Tenecteplase, which is already marketed as Metalyse and TNKase for patients with suspected acute myocardial infarction, was being tested in Phase III stroke trials after a Phase II study showed promising results compared to the older thrombolytic therapy alteplase. However, the Phase III TIMELESS and TRACE-2 studies found that tenecteplase did not demonstrate superior functional outcomes for stroke patients, with or without mechanical thrombectomy, despite its effectiveness in clearing blockages.

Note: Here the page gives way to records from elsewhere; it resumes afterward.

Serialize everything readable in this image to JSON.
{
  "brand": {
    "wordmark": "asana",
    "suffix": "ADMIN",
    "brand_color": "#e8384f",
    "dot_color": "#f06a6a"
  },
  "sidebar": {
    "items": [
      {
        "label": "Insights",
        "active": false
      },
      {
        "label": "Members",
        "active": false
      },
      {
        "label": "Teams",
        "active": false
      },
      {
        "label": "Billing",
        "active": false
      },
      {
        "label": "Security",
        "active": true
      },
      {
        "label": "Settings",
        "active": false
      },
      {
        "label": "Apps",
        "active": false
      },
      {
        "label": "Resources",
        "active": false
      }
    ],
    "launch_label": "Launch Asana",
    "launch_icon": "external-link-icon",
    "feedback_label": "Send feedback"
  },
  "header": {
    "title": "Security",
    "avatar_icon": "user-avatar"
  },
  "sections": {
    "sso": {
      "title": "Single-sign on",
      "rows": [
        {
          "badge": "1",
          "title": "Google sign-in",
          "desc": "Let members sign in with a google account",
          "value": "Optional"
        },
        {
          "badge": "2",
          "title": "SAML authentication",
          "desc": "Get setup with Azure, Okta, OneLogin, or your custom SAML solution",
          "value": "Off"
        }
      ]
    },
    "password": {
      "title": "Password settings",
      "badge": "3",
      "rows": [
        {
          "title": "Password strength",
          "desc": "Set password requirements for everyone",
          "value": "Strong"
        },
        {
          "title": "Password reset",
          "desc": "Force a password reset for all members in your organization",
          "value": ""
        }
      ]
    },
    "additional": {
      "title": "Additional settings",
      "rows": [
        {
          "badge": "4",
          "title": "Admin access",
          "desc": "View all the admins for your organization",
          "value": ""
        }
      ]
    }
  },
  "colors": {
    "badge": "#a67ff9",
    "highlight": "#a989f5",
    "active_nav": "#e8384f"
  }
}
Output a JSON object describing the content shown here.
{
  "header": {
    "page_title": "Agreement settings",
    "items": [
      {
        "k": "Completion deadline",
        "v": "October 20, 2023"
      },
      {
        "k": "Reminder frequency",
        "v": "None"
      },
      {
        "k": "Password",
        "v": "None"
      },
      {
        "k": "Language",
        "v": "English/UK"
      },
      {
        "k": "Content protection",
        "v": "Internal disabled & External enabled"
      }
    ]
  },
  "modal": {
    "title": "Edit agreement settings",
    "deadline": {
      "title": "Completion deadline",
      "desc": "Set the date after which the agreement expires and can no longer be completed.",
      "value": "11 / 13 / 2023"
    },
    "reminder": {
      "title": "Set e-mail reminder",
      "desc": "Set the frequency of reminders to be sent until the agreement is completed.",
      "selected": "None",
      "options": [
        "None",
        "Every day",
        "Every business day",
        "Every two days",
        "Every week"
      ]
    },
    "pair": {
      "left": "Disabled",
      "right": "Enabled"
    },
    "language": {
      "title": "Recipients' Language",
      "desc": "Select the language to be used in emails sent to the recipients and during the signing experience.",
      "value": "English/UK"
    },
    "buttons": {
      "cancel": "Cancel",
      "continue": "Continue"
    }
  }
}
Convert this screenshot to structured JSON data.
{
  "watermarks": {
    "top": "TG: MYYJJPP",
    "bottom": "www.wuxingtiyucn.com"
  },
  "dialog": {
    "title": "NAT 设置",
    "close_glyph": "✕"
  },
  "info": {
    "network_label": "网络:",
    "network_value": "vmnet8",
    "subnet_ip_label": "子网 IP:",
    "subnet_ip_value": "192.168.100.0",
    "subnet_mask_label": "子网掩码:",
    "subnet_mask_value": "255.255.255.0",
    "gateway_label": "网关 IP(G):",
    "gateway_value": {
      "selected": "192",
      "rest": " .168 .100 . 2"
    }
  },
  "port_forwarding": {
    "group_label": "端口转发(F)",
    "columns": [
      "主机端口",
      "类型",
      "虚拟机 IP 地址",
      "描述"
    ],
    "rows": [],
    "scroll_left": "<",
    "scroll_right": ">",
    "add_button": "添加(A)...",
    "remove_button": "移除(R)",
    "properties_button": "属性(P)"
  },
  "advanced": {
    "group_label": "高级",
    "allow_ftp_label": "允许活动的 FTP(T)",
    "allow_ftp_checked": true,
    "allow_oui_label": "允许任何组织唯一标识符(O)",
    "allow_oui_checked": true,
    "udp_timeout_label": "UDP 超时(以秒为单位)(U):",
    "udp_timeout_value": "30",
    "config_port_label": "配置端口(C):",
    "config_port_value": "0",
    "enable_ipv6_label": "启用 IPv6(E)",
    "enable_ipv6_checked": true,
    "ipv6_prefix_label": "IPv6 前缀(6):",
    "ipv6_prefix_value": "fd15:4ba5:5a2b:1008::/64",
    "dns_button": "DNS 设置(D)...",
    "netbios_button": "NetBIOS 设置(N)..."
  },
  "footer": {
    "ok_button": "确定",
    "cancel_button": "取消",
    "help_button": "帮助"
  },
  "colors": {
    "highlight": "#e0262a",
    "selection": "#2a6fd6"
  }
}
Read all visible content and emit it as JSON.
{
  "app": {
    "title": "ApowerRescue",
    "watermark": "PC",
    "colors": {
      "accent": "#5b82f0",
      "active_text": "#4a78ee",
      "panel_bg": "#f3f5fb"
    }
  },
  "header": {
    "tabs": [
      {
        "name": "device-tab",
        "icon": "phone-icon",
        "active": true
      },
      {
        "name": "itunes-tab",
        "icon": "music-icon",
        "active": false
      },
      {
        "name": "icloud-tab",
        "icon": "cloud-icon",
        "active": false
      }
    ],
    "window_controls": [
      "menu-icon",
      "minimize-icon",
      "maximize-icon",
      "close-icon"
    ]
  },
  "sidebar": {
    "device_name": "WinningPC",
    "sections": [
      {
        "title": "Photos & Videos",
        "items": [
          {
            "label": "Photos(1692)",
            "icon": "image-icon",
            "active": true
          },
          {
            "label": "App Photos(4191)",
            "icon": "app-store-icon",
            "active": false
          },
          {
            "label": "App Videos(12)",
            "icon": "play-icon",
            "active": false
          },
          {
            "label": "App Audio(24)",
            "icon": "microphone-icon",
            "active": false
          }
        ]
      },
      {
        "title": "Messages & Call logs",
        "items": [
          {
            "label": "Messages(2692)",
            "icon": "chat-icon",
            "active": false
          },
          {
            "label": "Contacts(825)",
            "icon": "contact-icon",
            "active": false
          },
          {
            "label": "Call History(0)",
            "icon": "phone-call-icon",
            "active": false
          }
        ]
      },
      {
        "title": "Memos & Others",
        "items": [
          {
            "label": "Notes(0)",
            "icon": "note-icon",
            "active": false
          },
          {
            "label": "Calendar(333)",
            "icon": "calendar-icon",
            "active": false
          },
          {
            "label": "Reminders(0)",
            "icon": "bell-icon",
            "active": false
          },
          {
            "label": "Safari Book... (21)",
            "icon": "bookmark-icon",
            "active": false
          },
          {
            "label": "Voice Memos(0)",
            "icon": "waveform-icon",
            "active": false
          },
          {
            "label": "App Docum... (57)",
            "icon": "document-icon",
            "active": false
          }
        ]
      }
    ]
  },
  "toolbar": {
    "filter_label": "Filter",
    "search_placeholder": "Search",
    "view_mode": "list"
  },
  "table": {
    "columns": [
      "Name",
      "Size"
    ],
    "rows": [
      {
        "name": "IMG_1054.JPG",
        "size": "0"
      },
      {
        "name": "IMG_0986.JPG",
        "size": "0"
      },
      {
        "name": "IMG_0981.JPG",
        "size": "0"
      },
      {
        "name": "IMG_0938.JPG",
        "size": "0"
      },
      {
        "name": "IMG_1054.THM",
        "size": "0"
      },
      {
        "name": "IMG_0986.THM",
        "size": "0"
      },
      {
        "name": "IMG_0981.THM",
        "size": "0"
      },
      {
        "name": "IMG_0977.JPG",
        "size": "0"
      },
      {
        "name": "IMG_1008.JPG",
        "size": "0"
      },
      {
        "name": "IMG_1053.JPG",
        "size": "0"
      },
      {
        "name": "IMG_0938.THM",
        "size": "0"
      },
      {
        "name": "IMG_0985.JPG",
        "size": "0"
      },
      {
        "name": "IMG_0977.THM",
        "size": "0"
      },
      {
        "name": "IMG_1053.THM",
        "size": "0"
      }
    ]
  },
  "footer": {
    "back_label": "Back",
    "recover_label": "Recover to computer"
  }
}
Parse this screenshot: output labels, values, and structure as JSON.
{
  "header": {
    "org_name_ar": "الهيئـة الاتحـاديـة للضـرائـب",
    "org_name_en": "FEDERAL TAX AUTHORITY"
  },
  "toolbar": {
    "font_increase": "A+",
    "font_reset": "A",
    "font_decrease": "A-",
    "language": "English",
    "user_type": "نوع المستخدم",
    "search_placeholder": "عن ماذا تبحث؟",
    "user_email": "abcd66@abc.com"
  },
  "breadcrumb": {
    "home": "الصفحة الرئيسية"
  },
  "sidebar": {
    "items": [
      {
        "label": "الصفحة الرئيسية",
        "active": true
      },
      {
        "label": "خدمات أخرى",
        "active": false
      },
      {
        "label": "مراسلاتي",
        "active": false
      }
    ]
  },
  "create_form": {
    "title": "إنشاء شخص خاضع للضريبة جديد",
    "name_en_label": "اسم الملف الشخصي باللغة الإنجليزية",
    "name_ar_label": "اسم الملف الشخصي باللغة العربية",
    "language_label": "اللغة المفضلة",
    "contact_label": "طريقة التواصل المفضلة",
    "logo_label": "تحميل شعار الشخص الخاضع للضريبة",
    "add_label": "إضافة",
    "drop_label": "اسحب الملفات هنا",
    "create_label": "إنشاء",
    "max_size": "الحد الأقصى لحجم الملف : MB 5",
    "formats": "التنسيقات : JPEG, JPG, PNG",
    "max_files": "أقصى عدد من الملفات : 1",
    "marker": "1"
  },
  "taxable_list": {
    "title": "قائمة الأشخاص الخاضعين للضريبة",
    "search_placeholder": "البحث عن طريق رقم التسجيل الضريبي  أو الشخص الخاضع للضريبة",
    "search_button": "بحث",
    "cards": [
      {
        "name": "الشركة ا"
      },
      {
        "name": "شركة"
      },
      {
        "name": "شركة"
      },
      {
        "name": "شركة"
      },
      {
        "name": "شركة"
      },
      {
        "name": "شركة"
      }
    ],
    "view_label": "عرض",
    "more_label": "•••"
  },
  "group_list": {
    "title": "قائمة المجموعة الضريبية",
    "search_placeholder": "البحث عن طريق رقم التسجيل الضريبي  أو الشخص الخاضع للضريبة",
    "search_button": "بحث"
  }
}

Roche’s decision to discontinue tenecteplase is part of a larger set of discontinued therapies, including RG6358 (SPK-8016), a gene therapy for haemophilia A with inhibitors to Factor VIII. This therapy was developed by Spark Therapeutics, which Roche acquired for $4.8 billion. The FDA recently approved BioMarin Pharma’s gene therapy for haemophilia A without inhibitors, Roctavian, ahead of Roche’s RG6357, which is in late-stage development for the same patient group.
Other projects that have been dropped include early-stage endeavors like RG6007, an HLA-A2-WT1xCD3 bispecific antibody for acute myeloid leukemia, RG7637 for psychiatric disorders, cancer therapy RG6392, and the SQZ-PBMC-HPV vaccine for solid tumors associated with human papillomavirus.
In light of recent setbacks for other projects, such as giredestrant for breast cancer, tiragolumab for TIGIT-targeted therapy, ipatasertib for cancer, and crenezumab for Alzheimer’s, Roche acknowledges the need to strengthen its late-stage pipeline. To address this, the company has signed a licensing agreement with Alnylam for a twice-yearly drug to treat high blood pressure and is rumored to be pursuing an inflammatory bowel disease therapy through a potential deal with Roivant.
Despite these challenges, Roche’s pharmaceutical sales have shown positive growth, increasing by 7% to CHF 10.9 billion ($12.8 billion). This growth is driven by successful therapies like Vabysmo for eye diseases, Ocrevus for multiple sclerosis, and Hemlibra for haemophilia. However, its diagnostics division has experienced a decline in revenues, down 17% to CHF 3.5 billion, due to a reduction in COVID-19 tests following the post-pandemic period.